Malaria continues to remain a serious health concern in Indonesia Contributor/IRIN
La mise en place de la couverture médicale universelle a été accueillie avec enthousiasme par la population indonésienne, mais des experts de la santé préviennent que le sous-financement pourrait nuire à la qualité des soins offerts.

L’objectif du gouvernement est de permettre l’accès aux soins de santé à tous les Indonésiens d’ici à 2019 grâce au nouveau programme baptisé ‘Jaminan Kesehatan Nasional’ (JKN). Près de 20 trillions de roupies (1,6 milliard de dollars) seront consacrés à la couverture des primes des indigents en 2014.

Environ 65 pour cent des 240 millions d’Indonésiens, y compris 86 millions de personnes considérées comme pauvres, sont couverts par un programme de santé régional ou national et bénéficient automatiquement d’une couverture complète grâce au JKN, qui a remplacé les anciens programmes de santé.

« C’est un excellent programme. Cela veut dire qu’une personne ne devrait plus se voir refuser l’accès aux soins parce qu’elle n’a pas d’argent », a dit Wawan Mulyawan, neurochirurgien et conseiller assurance maladie qui travaille dans un hôpital privé de la capitale, Djakarta.

Selon les estimations de la Banque mondiale, le régime d’assurance coûtera entre 13 et 16 milliards de dollars chaque année une fois sa mise en œuvre achevée ; le gouvernement a indiqué qu’il allait doubler ses dépenses en matière de santé, pour les faire passer à 16 trillions de roupies (1,64 milliard de dollars) en 2014, afin d’offrir une couverture aux pauvres et aux « personnes proches du seuil de pauvreté ».

Défis et préoccupations

La mise en œuvre a pris effet le 1er janvier 2014, mais elle ne s’est pas faite sans difficulté, car une majorité des employés des hôpitaux de référence ne connaissent pas en détail le programme.

« Les hôpitaux craignent de perdre de l’argent, car ils ne sont plus remboursés de la même façon, et les personnels de santé ont peur de commettre des erreurs », a dit M. Mulyawan. « En conséquence, la qualité des soins a été compromise, car les protocoles de soins établis par les hôpitaux ne sont pas appliqués ».

Les hôpitaux, publics et privés, se plaignaient du précédent programme national d’assurance en direction des pauvres, et notamment du fait que le gouvernement différait les paiements de plus de 12 mois ; en outre, certains hôpitaux refusaient les patients qui ne versaient pas d’acompte.
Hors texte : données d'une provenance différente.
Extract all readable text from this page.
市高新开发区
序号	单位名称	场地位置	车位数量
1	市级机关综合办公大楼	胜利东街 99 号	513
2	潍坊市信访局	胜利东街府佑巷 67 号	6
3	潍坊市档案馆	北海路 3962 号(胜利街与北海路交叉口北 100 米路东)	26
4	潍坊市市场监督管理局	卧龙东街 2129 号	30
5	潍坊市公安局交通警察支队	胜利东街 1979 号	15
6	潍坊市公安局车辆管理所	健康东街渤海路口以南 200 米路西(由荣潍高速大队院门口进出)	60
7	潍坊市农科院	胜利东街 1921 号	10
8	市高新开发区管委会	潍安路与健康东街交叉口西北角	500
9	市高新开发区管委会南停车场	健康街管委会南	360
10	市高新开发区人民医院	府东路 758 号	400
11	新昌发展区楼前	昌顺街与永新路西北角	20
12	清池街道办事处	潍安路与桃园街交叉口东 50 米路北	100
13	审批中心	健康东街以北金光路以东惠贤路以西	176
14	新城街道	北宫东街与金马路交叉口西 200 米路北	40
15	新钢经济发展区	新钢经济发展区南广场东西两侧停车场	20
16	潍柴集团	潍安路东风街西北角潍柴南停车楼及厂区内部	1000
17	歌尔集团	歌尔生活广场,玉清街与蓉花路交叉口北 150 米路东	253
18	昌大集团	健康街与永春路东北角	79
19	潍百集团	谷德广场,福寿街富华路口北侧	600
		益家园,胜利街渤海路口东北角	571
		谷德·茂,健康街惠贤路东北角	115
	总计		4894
Le gouvernement indique toutefois qu’il a appris de ses erreurs.

« Nous travaillons au renforcement du système de soins de santé primaire dans tout le pays en améliorant les infrastructures et en recrutant davantage de personnels de santé », a dit à IRIN Ali Ghufran, ministre adjoint de la Santé.

L’Indonésie compte 25 professionnels de santé pour 10 000 habitants – un chiffre conforme aux recommandations de l’Organisation mondiale de la santé qui préconise 23 professionnels de santé pour 10 000 habitants - mais ils sont essentiellement concentrés dans les centres urbains, ce qui veut dire que certaines régions de l’archipel manquent de personnel de santé.

Plus de 1 700 hôpitaux publics et privés participent au JKN, et les quelques 9 000 cliniques communautaires financées par l’État, les Puskesmas, constituent la colonne vertébrale du système de soins de santé primaire, a dit M. Ghufran.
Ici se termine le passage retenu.